Have you been looking for the best way to measure the effectiveness of each of your social media channels? Do you want to learn how you can pick an effective social media attribution model for your business?
In this article, I’ll describe the three different social media attribution models and how each one uniquely measures the success of your social channels. You can decide which approach will work best for your particular situation.
The single-touch model
The days of referring to social media efforts as strict awareness marketing are long gone. Between promotional posts, blatant CTAs and paid advertising, businesses use their social channels to drive leads and purchases every day. So how do we measure the effectiveness of each channel and effort?
The single-touch social model is based on two types of touches. The first-touch model focuses on the first channel, also known as the discovery channel. No matter where your prospect converts, this model gives all of the credit to the very first instance/place where your prospect found you.
For example, as I was browsing my Instagram, I came across an ad that pertained to comfortable shoes. At the time, I was working the booth at an event and my heels were killing my feet! In that moment, I was convinced to consider these shoes. I then researched them on the web and scrolled through their Twitter feed, but I didn’t buy them just yet.

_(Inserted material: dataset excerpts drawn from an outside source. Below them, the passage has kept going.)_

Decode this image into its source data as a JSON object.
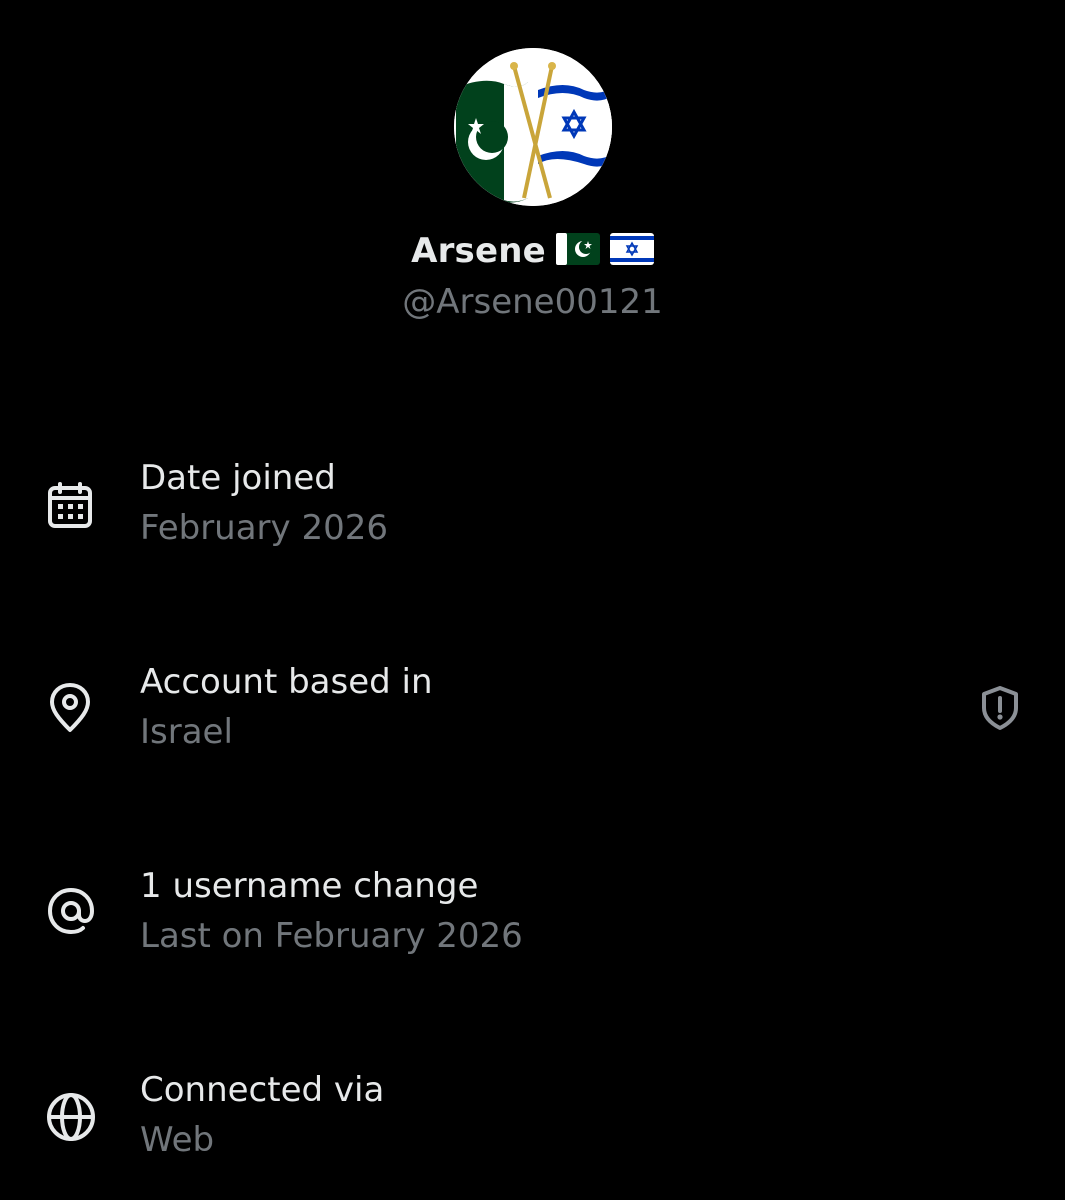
{
  "profile": {
    "display_name": "Arsene",
    "name_flags": [
      "pakistan-flag",
      "israel-flag"
    ],
    "handle": "@Arsene00121",
    "avatar": "pakistan-israel-crossed-flags"
  },
  "details": [
    {
      "icon": "calendar-icon",
      "title": "Date joined",
      "value": "February 2026"
    },
    {
      "icon": "location-pin-icon",
      "title": "Account based in",
      "value": "Israel",
      "trailing_icon": "shield-alert-icon"
    },
    {
      "icon": "at-sign-icon",
      "title": "1 username change",
      "value": "Last on February 2026"
    },
    {
      "icon": "globe-icon",
      "title": "Connected via",
      "value": "Web"
    }
  ],
  "colors": {
    "background": "#000000",
    "primary_text": "#e7e9ea",
    "secondary_text": "#71767b",
    "pakistan_green": "#01411c",
    "israel_blue": "#0038b8"
  }
}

Later, I saw the same shoes on a Facebook ad, and I purchased them. According to the single-touch model, the initial interaction on Instagram would receive all the credit for the shoe purchase or conversion. This is the most common model, but it is also the least accurate.
First, I went to Instagram and saw the ad:
Then, I went to Twitter to research their newsfeed:
Afterward, I went to their website to see what they were about:
Last, I viewed my Facebook feed, where I came across their Facebook ad:
If I were focusing on a last-touch social model, then all my credit would be given to the Facebook ad that I clicked on to make my purchase. Essentially, this is the last-touch social model. All the credit is given to the last touch point before the conversion happens.
There are tools like Google 360 and Bizible that enable you to measure attribution at any instance, and Google plans to release a free version called Google Attribution. These tools gather data from across multiple touch points in today’s complicated string of customer journeys so that you can view metrics in a simplified way. It’s this information that allows marketers to make smarter decisions about where to focus time, effort and budget across social media.
Optimize your channel marketing with multi-touch model
Unfortunately, single-touch models can be misleading, as we are not sure which touch points were the most effective or convincing. Today, vanity metrics like those provided from single-touch models don’t make the cut. We must dig deeper to understand our metrics and where we need to focus both attention and budget when it comes to social media.
This is where the multi-touch social model comes in handy. It allows you to measure the effectiveness of each and every touch point that leads to the ultimate conversion.
Every touch point is equally weighted in this model. This means each point of contact received the same amount of credit as any other. If I refer to the previous example with the shoes, then all four touch points, from the Instagram news feed to the Facebook ad, would receive the same credit for the closed purchase.
Marketers primarily use the social multi-touch model to understand prospect behavior around the conversion. Which social media channels should they increase their focus on? Which channels should they completely eliminate because they are not influencing conversions?
The multi-touch social model is more precise than the other models because it allows you to measure the entire customer path to purchase. Some marketers may feel that not all touch points are equal, so they look for more of a position-based social model.
Generate more revenue with a position-based model
The position-based social model focuses on giving two touch points on the path to purchase more weight than the other two touch points. You can choose which points have more weight. I’ve seen that most marketers choose to give a higher percentage of weight to the outer points of the model rather than the two inner points of the model.
For example, you can attribute 40 percent of the weight to the first and the last touches of the model. In the Time Slippers shoe example above, we would give 40 percent of the weight to the Instagram news feed and another 40 percent to the Facebook ad.
Then we would attribute 10 percent to the website and 10 percent to the Twitter feed. You can easily move these percentages around based on how your prospects make a purchase.
This social attribution model may lead to different biases based on the impact of your channels. However, if you want to report on your metrics for social media, this approach is more effective than taking a vanity metric approach. Vanity metrics give you a great overall picture of reach and popularity, but they do not connect your channels to revenue.
Conclusion
Social attribution models offer the best options for measuring real social media ROI based on the activity of your prospects. Most of the time, I take a multi-touch social attribution model approach because it helps me understand the customer path, rather than laser-focusing on a couple of touch points that may or may have not been key indicators.
There is no right or wrong way to measure social interactions, but we can certainly aspire to the highest accuracy possible.